The album also takes stylistic twists, from “California” (neo-soul Tropicalia) to “Stand Tall,” which cycles between different takes on inspirational afterhours music (jazz flute, ambient keyboards, bedroom acoustic guitar, and AutoTune all make their way into the mix). These shambolic tracks, especially compared to the songs that feel borrowed from Glover’s heroes, show him as an evolving, audacious songwriter and musician, as do the autobiographical flourishes on “Baby Boy” (written to his son) and the starry, smoky arrangement on the instrumental “The Night Me and Your Mama Met.”
Not unlike Atlanta, the FX series created by and starring Glover, Awaken, My Love! sometimes uses weirdly digressive moments to quickly expose Glover’s private ambitions and thoughts, even if it generally has an irreverent tone and the energy of a jittery sideshow. It’s thus the cartoonish paranoia and rowdy abandon of the ’70s funk titans that dominate the album, not the millennial ennui or personal and cerebral angst of Glover the comedian and actor.

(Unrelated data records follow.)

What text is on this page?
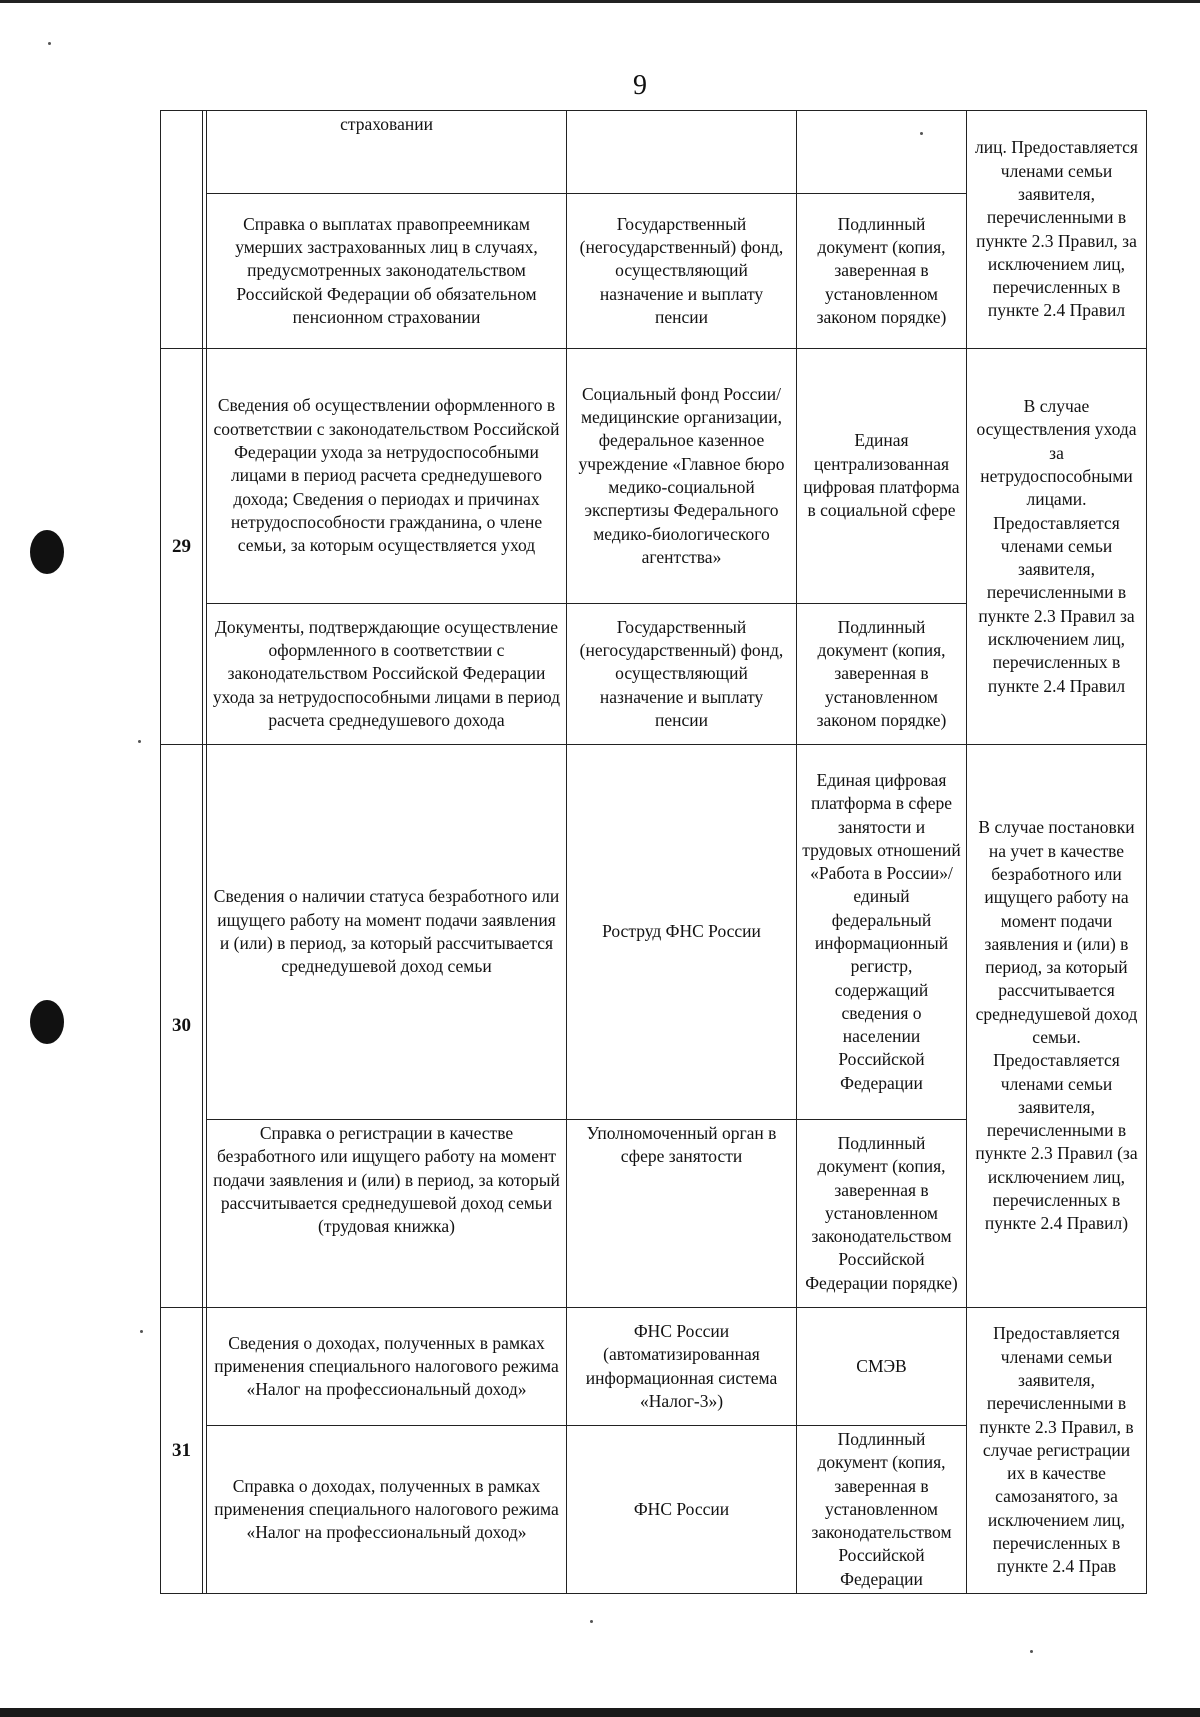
9
		страховании			лиц. Предоставляется членами семьи заявителя, перечисленными в пункте 2.3 Правил, за исключением лиц, перечисленных в пункте 2.4 Правил
		Справка о выплатах правопреемникам умерших застрахованных лиц в случаях, предусмотренных законодательством Российской Федерации об обязательном пенсионном страховании	Государственный (негосударственный) фонд, осуществляющий назначение и выплату пенсии	Подлинный документ (копия, заверенная в установленном законом порядке)	
29		Сведения об осуществлении оформленного в соответствии с законодательством Российской Федерации ухода за нетрудоспособными лицами в период расчета среднедушевого дохода; Сведения о периодах и причинах нетрудоспособности гражданина, о члене семьи, за которым осуществляется уход	Социальный фонд России/медицинские организации, федеральное казенное учреждение «Главное бюро медико-социальной экспертизы Федерального медико-биологического агентства»	Единая централизованная цифровая платформа в социальной сфере	В случае осуществления ухода за нетрудоспособными лицами. Предоставляется членами семьи заявителя, перечисленными в пункте 2.3 Правил за исключением лиц, перечисленных в пункте 2.4 Правил
		Документы, подтверждающие осуществление оформленного в соответствии с законодательством Российской Федерации ухода за нетрудоспособными лицами в период расчета среднедушевого дохода	Государственный (негосударственный) фонд, осуществляющий назначение и выплату пенсии	Подлинный документ (копия, заверенная в установленном законом порядке)	
30		Сведения о наличии статуса безработного или ищущего работу на момент подачи заявления и (или) в период, за который рассчитывается среднедушевой доход семьи	Роструд ФНС России	Единая цифровая платформа в сфере занятости и трудовых отношений «Работа в России»/ единый федеральный информационный регистр, содержащий сведения о населении Российской Федерации	В случае постановки на учет в качестве безработного или ищущего работу на момент подачи заявления и (или) в период, за который рассчитывается среднедушевой доход семьи. Предоставляется членами семьи заявителя, перечисленными в пункте 2.3 Правил (за исключением лиц, перечисленных в пункте 2.4 Правил)
		Справка о регистрации в качестве безработного или ищущего работу на момент подачи заявления и (или) в период, за который рассчитывается среднедушевой доход семьи (трудовая книжка)	Уполномоченный орган в сфере занятости	Подлинный документ (копия, заверенная в установленном законодательством Российской Федерации порядке)	
31		Сведения о доходах, полученных в рамках применения специального налогового режима «Налог на профессиональный доход»	ФНС России (автоматизированная информационная система «Налог-3»)	СМЭВ	Предоставляется членами семьи заявителя, перечисленными в пункте 2.3 Правил, в случае регистрации их в качестве самозанятого, за исключением лиц, перечисленных в пункте 2.4 Прав
		Справка о доходах, полученных в рамках применения специального налогового режима «Налог на профессиональный доход»	ФНС России	Подлинный документ (копия, заверенная в установленном законодательством Российской Федерации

This isn’t to say that his impressions aren’t spot on, nor that he could have picked a better time to bring back the collectivist whimsy of groups like Funkadelic. But much of the album plays like a third-party rendering of a very good time, and feels destined for one-off status in the Childish Gambino catalogue. A maddening ride with an authenticity problem, Awaken, My Love! finds Glover confusing his idols for muses.